Gonzales got a morale boost with an early-morning call from President Bush, their first conversation since a week ago, when the president said he was unhappy with how the Justice Department handled the firings.

The White House offered to arrange interviews with Rove, Miers, deputy White House counsel William Kelley and J. Scott Jennings, a deputy to White House political director Sara Taylor, who works for Rove.

"Such interviews would be private and conducted without the need for an oath, transcript, subsequent testimony, or the subsequent issuance of subpoenas," Fielding said in a letter to the chairman of the House and Senate judiciary committees.

In the letter, Fielding said the more than 3,000 documents released by the Justice Department "do not reflect that any U.S. attorney was replaced to interfere with a pending or future criminal investigation or for any other improper reason."

Schumer, however, had problems with it.

"It's sort of giving us the opportunity to talk to them but not giving us the opportunity to figure out what really happened here," he told reporters.

Meanwhile, the White House said Bush planned a statement late Tuesday afternoon upon his return from a trip to Kansas City.

The fast-moving developments came as the administration sought to fend off withering Democratic attacks from Capitol Hill in connection with the dismissal of eight federal prosecutors. Democrats have asserted the U.S. attorneys were improperly ousted.

Bush has said that he was not happy with the way the Justice Department explained the firings to Congress, but has said they were, indeed, appropriate.

The White House offer came not long after the Senate overwhelmingly passed a bill that strips from the administration its authority to unilaterally name federal prosecutors.

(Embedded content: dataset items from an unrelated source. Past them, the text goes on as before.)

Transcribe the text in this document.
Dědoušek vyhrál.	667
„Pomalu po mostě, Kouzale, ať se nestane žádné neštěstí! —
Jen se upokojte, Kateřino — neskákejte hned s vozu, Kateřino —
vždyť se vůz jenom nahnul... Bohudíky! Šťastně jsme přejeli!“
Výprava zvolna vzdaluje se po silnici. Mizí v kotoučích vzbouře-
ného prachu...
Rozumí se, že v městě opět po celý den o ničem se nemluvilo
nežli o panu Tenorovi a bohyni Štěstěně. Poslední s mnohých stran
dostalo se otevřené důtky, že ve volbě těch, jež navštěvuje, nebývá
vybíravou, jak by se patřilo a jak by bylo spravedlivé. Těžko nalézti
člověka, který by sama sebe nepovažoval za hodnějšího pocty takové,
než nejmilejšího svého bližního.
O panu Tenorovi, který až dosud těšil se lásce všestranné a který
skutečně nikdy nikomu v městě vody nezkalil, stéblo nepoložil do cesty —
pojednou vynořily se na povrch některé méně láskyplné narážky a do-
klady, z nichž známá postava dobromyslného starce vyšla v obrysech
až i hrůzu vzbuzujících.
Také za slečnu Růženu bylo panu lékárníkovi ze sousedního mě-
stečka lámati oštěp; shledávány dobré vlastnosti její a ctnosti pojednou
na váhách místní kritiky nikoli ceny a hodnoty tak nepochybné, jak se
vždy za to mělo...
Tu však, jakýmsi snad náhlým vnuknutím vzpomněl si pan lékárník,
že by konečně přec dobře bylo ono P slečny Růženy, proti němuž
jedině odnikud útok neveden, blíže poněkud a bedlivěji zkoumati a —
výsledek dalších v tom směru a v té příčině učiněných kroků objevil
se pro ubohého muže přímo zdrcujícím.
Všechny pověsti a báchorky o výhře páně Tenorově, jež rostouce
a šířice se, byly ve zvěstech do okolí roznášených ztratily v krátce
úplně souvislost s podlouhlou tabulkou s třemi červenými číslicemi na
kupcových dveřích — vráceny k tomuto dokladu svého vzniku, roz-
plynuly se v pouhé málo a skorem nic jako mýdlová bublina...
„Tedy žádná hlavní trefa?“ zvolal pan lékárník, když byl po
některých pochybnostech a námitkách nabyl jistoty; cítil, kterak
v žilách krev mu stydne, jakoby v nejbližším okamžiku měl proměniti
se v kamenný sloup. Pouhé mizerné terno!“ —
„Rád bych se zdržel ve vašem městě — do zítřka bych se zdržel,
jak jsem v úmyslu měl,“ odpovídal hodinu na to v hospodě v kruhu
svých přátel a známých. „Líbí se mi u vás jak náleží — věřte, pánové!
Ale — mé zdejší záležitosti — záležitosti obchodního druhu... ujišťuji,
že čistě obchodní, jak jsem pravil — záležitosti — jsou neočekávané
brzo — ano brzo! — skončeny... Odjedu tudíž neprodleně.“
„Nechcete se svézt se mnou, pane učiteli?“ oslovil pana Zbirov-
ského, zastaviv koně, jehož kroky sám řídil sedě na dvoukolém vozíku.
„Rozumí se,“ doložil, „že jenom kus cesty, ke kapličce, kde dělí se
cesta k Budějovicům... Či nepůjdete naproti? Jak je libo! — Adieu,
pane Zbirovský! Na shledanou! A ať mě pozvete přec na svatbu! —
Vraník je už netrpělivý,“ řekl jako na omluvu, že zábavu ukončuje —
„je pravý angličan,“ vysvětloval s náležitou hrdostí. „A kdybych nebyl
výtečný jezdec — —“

In his letter, Fielding said the White House was willing to provide lawmakers with wide access.

"These documents, together with the interviews to be provided by department officials, will provide extensive background on the decisions in question, including an account of communications between the department and senior White House officials," he wrote. "Congress, in short, is receiving a virtually unprecedented window into personnel decision-making within the executive branch."

Fielding also said that in addition to interviews the White House will provide documents on communications between the White House and the Department of Justice concerning the request for resignations of the U.S. attorneys and between White House staff and members of Congress, their aides and others.